Had international caps for their respective countries, held any club record, or had more than 100 league appearances. Players whose name is listed in bold represented their countries.

- Bulgaria
- Ivaylo Dimitrov
- Plamen Donev
- Daniel Genov
- Georgi Iliev
- Tsvetan Iliev

- Ismail Isa
- Radoslav Komitov
- Anton Nedyalkov
- Rumen Stoyanov
- Neven Venkov

== Statistics and records ==
The club's record appearance maker is Boris Stoyanov, who made 544 appearances between his debut in 1962 and retirement in 1980. The club's record goalscorer is Dimo Valev, who scored 105 goals in 289 games between 1959 and 1973.
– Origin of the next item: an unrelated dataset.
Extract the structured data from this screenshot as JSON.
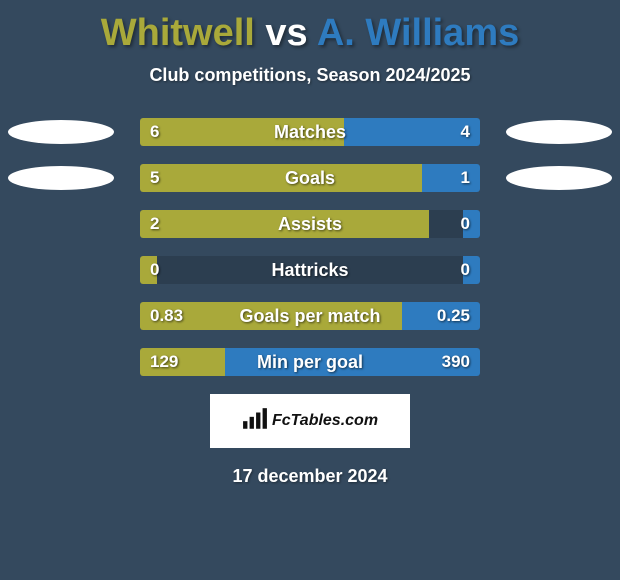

| Rank | Name | Nat | Apps |
|---|---|---|---|
| 1 | Boris Stoyanov | BUL | 544 |
| 2 | Miroslav Gospodinov | BUL | 383 |
| 3 | Ivan Todorov | BUL | 365 |
| 4 | Plamen Donev | BUL | 355 |

| Rank | Name | Nat | Goals |
|---|---|---|---|
| 1 | Dimo Valev | BUL | 105 |
| 2 | Andrey Andreev | BUL | 82 |
| 3 | Petko Markov | BUL | 76 |
| 4 | Nikolay Bachvarov | BUL | 62 |

Competitive matches only. As of 14 May 2013.

== Managers ==
- Plamen Donev (1996–2011)
- Nikola Spasov (2011)
- Alyosha Andonov (2011–2012)
- Georgi Ivanov (2012–2013)
- Miroslav Mironov (2013)

==Past seasons==

| Season | League | Place | W | D | L | GF | GA | Pts | Bulgarian Cup |
| 2013–14 | V AFG (III) | 2 | 22 | 6 | 2 | 77 | 11 | 72 | Did not qualify |
| 2014–15 | V AFG | 8 | 14 | 3 | 13 | 42 | 44 | 45 | Did not qualify |
| 2015–16 | V AFG | 4 | 13 | 3 | 10 | 41 | 32 | 42 | First round |
| 2016–17 | Third League | 8 | 6 | 9 | 10 | 17 | 29 | 27 | Did not qualify |
| 2017–18 | Third League | 7 | 12 | 6 | 12 | 44 | 26 | 42 | Did not qualify |
Green marks a season followed by promotion, red a season followed by relegation.